Fransa lideri çözüm olarak ise Avrupa'nın Amerikan ve Çin sübvansiyonlarına ve korumasına denk olmasını istemekten bir adım daha öteye giderek aynı zamanda Avrupa'nın çalışma biçiminde de köklü bir değişiklik gerektiğini bildirdi.

AR-GE harcamalarını iki katına çıkaracak, sanayiyi serbestleştirecek, sermaye piyasalarını serbest bırakacak ve Avrupalıların risk iştahını artıracak bir plan tasarlayan Macron, Avrupa'nın uzmanlaşmaya ihtiyacı olduğunu belirtti.

"MACRON'UN PLANLARI AVRUPA'YI SAVUNMASIZ BIRAKABİLİR"
Macron'un öne sürdüğü fikirler birçok kesim tarafından benimsenirken, bu fikirlerin Avrupa'ya zarar vereceğini düşünenler de var. Uzmanlara göre Macron'un planları Amerika'yı Avrupa'dan uzaklaştırabilir ama bu boşluğu güvenilir bir Avrupalı alternatifin doldurması çok zor. Bu da Avrupa'yı Rusya'nın saldırılarına karşı daha savunmasız bırakacaktır. Ayrıca uzun zamandır Avrupa ve Amerika ile bir ittifak olarak değil ayrı ayrı mücadele etmek isteyen Çin'in de işine gelir.

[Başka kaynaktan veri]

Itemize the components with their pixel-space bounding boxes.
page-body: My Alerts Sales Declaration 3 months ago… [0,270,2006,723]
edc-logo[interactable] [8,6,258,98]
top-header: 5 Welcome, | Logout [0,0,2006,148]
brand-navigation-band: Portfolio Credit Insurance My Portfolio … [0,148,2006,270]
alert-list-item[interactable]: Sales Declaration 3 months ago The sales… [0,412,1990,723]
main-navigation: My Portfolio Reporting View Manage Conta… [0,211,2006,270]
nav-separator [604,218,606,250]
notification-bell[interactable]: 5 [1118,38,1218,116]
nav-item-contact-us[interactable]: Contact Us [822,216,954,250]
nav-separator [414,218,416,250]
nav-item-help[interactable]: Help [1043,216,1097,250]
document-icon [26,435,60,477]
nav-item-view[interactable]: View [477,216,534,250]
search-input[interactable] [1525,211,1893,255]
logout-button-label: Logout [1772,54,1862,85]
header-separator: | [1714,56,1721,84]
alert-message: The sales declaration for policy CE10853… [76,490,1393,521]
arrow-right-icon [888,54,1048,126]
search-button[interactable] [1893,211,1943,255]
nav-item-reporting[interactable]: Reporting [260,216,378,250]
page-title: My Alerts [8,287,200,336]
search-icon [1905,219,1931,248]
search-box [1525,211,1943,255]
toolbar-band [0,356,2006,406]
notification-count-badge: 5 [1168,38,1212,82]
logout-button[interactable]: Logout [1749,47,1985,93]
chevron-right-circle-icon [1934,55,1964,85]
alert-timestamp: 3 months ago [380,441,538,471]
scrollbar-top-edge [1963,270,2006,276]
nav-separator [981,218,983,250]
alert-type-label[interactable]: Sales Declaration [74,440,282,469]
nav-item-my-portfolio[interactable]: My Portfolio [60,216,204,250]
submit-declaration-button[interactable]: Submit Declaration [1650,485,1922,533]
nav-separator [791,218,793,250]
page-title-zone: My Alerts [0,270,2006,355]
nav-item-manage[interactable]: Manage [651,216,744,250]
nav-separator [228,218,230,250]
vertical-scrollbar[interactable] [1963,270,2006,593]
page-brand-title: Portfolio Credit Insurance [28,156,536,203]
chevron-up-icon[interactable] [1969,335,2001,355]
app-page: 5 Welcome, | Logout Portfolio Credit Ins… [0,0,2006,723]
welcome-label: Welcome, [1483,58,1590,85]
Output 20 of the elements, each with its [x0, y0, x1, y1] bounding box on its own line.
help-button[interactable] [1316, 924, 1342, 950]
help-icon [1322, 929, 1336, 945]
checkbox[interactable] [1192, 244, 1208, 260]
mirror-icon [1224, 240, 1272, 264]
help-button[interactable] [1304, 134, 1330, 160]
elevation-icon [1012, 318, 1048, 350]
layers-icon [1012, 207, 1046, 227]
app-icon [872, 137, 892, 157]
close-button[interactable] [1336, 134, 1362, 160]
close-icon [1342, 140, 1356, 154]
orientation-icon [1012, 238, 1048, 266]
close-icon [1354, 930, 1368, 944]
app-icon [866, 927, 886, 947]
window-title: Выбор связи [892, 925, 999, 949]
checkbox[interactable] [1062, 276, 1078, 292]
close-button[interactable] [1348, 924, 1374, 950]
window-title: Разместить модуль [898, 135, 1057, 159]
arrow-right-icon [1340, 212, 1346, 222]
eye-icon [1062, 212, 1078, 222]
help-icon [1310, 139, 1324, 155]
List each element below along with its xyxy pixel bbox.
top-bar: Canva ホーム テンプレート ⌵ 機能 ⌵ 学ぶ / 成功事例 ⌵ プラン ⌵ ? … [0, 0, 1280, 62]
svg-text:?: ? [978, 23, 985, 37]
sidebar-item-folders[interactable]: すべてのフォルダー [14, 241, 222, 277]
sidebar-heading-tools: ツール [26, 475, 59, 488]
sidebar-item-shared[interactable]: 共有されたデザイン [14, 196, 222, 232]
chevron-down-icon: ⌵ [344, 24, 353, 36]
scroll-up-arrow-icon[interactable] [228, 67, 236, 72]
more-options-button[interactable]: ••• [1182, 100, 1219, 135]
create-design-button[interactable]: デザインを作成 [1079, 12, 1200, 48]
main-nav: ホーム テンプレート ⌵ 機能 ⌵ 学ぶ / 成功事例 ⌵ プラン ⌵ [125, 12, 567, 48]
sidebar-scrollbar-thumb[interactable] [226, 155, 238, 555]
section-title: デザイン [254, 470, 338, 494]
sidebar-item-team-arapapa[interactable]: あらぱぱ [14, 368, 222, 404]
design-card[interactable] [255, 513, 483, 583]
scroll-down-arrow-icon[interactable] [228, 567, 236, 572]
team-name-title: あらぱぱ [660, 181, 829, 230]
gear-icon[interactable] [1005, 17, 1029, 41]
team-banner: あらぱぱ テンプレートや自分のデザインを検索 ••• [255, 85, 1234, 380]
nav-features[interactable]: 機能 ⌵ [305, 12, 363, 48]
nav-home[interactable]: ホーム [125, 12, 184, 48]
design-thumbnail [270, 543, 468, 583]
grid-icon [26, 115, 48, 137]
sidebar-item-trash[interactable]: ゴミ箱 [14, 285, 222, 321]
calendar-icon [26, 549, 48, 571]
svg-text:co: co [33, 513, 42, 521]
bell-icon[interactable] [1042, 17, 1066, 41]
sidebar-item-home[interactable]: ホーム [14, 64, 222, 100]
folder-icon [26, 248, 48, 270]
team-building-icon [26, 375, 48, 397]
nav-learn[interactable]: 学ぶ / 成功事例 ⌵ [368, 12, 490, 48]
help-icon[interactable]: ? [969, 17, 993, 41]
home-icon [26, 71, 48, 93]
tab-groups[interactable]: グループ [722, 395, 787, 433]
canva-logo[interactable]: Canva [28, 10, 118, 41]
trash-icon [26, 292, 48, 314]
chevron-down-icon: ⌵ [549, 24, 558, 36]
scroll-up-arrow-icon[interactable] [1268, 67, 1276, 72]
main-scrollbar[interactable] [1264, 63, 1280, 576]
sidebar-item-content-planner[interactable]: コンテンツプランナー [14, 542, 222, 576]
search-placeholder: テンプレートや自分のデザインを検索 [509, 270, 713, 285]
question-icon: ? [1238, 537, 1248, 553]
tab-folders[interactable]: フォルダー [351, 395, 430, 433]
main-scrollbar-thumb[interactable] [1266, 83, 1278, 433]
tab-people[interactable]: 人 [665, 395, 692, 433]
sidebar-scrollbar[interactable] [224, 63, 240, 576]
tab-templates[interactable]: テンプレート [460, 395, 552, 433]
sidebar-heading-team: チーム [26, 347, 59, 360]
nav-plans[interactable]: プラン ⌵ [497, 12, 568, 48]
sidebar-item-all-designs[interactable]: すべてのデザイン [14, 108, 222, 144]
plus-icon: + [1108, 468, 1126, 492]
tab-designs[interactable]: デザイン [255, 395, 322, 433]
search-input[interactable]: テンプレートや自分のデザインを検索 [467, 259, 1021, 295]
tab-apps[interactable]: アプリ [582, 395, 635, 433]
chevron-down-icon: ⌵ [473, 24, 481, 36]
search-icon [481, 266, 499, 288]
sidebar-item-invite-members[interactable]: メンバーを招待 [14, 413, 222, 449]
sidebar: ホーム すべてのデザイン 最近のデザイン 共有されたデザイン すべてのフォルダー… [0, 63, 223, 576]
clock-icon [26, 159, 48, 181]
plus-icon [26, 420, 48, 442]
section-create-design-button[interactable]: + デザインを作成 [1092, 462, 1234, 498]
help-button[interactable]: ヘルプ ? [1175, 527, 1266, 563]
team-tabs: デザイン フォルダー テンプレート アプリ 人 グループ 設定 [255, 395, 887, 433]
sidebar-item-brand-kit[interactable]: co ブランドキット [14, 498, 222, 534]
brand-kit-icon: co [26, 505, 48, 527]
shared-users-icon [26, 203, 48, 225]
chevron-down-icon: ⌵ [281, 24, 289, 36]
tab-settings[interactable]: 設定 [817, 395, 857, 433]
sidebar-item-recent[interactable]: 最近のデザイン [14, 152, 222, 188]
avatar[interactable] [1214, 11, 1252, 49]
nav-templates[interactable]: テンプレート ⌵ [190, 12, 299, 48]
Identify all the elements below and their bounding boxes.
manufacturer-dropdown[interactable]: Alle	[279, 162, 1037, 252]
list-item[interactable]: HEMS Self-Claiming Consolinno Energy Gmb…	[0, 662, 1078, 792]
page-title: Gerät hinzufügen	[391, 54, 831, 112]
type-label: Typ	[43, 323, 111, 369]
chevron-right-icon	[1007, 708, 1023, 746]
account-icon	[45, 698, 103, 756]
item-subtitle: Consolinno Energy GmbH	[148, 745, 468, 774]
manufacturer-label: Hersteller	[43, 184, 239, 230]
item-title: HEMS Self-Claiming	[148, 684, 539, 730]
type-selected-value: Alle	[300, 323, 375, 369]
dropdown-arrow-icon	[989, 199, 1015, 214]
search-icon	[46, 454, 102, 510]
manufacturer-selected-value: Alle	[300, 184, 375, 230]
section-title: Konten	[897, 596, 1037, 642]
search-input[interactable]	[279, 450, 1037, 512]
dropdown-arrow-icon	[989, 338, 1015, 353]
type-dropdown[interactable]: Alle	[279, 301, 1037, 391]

Uzmanlara göre Macron'un planları AB'nin hantal yapısına da kurban gidebilir. Bu planlar, güce aç 27 hükümetin vergilendirme ve dış politika üzerindeki egemenlik kontrolünden vazgeçmesini ve Avrupa Komisyonu'na daha fazla nüfuz vermesini gerektiriyor ki bu da pek mümkün görünmüyor. Eğer Macron'un sanayi politikası deregülasyon, liberalizasyon ve rekabet yerine daha fazla sübvansiyon ve koruma getirirse, bu durum Macron'un geliştirmeye çalıştığı dinamizmi olumsuz etkileyebilir.